Why is flushing limited to a mostly facial cutaneous distribution?

Bibliographic Collection: 
MOCA Reference, APE
Publication Type: Journal Article
Authors: Wilkin, J K
Year of Publication: 1988
Journal: J Am Acad Dermatol
Volume: 19
Issue: 2 Pt 1
Pagination: 309-13
Date Published: 1988 Aug
Publication Language: eng
ISSN: 0190-9622
Keywords: Adult, Erythrocytes, Face, Flushing, Forearm, Hot Temperature, Humans, Niacin, Regional Blood Flow, Ultrasonography, Water

Despite the systemic nature of many agents that provoke flushing reactions, the erythema is most prominent in the "blush area." To elucidate the physiologic basis for such a limited distribution, two types of flushing challenges were studied in normal volunteers. Nicotinic acid provokes flushing through a direct action of vasodilator prostaglandins on vascular smooth muscle. The flushing reaction provoked by oral thermal challenge is mediated via neural mechanisms.

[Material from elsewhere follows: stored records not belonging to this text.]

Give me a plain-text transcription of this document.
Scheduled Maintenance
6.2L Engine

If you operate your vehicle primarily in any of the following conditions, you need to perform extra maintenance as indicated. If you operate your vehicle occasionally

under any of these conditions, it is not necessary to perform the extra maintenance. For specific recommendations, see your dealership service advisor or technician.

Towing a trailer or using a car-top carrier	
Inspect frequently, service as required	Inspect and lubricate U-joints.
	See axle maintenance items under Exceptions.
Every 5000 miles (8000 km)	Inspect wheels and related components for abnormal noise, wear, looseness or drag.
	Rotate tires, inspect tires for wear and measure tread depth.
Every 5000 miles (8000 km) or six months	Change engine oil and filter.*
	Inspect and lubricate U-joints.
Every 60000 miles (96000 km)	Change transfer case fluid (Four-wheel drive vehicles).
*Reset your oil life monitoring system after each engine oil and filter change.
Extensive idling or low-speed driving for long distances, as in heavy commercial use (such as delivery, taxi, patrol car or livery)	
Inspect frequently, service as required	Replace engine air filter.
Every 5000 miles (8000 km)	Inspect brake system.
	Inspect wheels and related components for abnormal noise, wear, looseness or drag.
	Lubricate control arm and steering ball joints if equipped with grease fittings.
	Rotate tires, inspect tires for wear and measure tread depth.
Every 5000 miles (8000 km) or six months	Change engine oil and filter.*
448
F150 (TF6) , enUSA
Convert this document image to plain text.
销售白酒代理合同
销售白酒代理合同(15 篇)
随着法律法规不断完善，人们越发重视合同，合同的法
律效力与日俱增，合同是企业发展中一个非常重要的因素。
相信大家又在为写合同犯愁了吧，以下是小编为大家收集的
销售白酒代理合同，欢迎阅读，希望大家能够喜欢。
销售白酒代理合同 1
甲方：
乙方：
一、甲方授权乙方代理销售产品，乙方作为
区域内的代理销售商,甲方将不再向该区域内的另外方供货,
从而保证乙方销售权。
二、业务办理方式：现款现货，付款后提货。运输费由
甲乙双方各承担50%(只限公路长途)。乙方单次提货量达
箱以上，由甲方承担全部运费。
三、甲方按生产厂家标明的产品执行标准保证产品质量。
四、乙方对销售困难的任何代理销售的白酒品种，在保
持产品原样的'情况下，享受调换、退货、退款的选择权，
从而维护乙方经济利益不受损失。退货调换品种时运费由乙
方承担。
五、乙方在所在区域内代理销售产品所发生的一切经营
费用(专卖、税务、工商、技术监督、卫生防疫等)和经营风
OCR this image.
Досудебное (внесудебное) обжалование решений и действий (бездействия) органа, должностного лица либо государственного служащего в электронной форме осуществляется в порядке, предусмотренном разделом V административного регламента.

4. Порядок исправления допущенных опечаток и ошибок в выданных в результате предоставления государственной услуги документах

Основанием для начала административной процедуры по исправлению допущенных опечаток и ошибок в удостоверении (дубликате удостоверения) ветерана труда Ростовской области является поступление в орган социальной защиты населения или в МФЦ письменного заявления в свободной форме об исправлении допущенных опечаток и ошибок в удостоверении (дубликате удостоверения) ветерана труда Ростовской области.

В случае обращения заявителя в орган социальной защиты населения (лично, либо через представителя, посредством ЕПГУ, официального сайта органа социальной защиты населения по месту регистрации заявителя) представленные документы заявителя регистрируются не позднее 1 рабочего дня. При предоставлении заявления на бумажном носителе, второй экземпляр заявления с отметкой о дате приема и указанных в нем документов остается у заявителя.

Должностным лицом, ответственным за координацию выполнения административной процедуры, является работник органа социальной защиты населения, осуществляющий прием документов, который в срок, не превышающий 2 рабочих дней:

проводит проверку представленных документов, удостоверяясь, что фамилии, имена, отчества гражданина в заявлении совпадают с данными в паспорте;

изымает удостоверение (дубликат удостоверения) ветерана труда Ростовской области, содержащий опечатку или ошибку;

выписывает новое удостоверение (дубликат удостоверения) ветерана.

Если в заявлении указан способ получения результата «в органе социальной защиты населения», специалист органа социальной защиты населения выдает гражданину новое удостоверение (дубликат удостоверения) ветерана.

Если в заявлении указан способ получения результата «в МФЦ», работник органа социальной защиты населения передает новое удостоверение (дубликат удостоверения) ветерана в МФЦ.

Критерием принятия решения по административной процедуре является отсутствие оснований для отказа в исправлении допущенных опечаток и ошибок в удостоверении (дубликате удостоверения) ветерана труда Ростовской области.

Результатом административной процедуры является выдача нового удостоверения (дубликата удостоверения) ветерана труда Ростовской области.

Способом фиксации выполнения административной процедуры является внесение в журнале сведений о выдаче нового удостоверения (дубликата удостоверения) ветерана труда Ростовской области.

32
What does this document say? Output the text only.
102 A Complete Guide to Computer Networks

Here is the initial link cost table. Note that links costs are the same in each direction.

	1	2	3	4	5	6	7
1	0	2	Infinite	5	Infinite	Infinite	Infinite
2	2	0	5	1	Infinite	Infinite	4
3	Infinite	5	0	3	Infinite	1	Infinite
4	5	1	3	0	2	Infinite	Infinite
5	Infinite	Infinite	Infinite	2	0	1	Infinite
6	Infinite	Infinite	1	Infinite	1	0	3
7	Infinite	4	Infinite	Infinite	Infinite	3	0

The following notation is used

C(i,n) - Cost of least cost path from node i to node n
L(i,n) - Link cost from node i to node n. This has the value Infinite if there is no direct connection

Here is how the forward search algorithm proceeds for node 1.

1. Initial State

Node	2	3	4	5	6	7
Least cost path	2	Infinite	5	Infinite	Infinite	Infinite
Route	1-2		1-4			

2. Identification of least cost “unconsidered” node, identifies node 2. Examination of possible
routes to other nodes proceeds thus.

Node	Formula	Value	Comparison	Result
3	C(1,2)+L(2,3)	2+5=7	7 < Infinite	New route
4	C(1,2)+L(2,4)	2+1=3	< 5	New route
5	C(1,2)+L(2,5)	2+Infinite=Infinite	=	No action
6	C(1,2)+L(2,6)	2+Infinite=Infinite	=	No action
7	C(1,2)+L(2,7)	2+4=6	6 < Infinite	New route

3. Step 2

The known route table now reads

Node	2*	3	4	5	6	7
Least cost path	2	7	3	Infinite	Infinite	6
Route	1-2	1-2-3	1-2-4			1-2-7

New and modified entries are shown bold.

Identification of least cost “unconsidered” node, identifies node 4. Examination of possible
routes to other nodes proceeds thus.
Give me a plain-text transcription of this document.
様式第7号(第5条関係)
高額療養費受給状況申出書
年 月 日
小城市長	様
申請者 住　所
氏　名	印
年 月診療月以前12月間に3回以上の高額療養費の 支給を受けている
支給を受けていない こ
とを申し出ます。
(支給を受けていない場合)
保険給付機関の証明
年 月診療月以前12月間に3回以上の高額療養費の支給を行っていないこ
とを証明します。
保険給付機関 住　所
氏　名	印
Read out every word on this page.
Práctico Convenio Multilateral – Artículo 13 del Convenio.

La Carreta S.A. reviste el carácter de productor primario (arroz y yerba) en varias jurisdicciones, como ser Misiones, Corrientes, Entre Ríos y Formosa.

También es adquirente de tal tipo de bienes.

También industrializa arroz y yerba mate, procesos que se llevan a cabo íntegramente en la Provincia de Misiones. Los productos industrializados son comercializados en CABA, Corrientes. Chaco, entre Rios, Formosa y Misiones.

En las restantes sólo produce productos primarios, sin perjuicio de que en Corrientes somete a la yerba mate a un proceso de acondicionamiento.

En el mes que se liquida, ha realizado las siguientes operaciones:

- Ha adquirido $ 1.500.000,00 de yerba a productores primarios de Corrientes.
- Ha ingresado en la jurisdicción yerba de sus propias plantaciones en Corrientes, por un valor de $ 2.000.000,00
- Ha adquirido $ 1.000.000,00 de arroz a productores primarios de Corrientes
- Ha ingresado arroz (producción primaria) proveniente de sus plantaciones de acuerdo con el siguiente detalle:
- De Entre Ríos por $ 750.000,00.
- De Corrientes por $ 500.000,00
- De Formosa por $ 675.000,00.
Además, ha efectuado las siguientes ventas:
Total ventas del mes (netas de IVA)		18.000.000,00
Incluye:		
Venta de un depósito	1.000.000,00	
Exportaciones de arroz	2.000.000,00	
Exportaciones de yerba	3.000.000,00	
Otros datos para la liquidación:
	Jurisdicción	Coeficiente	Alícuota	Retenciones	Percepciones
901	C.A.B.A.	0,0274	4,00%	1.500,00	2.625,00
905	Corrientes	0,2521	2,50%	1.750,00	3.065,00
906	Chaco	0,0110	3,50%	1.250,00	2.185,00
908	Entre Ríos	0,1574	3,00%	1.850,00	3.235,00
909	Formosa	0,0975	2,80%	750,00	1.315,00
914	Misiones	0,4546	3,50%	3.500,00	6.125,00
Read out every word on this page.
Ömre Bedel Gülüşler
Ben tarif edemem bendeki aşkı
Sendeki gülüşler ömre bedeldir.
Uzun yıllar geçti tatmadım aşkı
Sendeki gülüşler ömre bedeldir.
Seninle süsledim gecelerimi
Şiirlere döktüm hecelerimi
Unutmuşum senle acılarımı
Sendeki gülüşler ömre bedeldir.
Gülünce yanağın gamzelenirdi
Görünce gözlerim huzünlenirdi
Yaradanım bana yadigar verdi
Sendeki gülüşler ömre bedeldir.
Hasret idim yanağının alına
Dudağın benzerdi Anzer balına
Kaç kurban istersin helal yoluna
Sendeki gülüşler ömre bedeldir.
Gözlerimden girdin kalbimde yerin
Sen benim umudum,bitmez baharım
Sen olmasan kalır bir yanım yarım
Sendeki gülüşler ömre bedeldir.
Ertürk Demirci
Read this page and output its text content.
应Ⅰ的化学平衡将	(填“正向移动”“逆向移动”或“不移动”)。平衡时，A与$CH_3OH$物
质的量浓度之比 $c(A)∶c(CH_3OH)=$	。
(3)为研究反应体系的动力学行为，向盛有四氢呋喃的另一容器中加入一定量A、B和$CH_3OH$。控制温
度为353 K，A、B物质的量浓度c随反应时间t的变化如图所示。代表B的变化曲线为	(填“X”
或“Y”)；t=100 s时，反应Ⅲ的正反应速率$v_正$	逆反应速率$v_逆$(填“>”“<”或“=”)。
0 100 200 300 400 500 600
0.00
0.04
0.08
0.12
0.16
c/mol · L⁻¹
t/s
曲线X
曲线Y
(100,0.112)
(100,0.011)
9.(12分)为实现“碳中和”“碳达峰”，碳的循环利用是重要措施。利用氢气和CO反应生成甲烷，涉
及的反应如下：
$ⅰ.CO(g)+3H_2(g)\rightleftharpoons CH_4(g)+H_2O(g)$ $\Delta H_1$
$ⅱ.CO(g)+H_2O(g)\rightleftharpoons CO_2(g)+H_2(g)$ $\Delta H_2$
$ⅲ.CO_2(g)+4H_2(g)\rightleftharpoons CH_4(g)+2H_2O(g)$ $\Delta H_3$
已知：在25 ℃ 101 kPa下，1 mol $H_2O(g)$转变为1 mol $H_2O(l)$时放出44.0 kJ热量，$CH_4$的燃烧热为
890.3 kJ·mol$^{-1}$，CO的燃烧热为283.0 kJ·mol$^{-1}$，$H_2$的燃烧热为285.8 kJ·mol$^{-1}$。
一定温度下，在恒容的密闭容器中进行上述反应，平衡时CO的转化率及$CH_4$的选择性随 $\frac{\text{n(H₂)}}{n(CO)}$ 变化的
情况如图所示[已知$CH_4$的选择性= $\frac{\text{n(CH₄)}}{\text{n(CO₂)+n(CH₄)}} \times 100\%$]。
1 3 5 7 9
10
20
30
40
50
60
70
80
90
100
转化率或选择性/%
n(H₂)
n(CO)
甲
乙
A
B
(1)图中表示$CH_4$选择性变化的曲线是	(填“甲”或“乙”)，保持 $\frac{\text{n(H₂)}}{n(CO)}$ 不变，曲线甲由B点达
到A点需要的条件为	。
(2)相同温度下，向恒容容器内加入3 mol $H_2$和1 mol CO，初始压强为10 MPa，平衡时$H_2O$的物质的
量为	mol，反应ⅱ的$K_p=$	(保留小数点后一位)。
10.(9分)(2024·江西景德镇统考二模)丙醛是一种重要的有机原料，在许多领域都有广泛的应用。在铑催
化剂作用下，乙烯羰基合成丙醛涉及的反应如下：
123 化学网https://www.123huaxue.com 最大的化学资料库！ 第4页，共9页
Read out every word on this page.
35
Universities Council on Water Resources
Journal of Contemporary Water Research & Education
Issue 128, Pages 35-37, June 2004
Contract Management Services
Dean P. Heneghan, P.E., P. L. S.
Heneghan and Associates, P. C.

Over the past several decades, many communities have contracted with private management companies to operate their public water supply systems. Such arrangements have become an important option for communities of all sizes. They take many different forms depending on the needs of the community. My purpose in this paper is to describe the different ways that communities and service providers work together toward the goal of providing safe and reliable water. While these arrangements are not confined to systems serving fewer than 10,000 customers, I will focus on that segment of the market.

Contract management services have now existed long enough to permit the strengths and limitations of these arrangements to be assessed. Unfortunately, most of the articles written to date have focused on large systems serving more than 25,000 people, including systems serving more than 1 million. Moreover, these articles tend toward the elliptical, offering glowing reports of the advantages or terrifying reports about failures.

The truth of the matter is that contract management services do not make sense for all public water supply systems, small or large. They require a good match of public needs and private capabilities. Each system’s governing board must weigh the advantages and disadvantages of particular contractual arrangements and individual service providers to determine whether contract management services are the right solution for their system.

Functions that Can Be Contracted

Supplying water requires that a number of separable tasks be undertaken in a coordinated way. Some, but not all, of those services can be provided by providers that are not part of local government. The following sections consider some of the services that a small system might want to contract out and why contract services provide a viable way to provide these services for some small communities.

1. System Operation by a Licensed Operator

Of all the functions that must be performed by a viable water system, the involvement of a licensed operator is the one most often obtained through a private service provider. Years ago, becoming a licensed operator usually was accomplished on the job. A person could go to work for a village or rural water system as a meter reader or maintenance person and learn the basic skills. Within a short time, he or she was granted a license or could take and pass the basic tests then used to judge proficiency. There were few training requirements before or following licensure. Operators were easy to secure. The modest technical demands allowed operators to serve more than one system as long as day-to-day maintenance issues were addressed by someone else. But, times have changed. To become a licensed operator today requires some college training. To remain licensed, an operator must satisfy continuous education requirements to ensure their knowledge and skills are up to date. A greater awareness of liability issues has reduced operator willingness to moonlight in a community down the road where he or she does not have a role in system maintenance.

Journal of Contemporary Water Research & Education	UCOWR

Both agents led to increases in cutaneous blood flow at both malar and forearm sites. Both absolute and proportional increases were consistent with the view that the greater vascular capacitance in the visible, superficial cutaneous vasculature in the blush area accounts for the limited distribution of flushing in response to a systemic stimulus.

Alternate Journal: J. Am. Acad. Dermatol.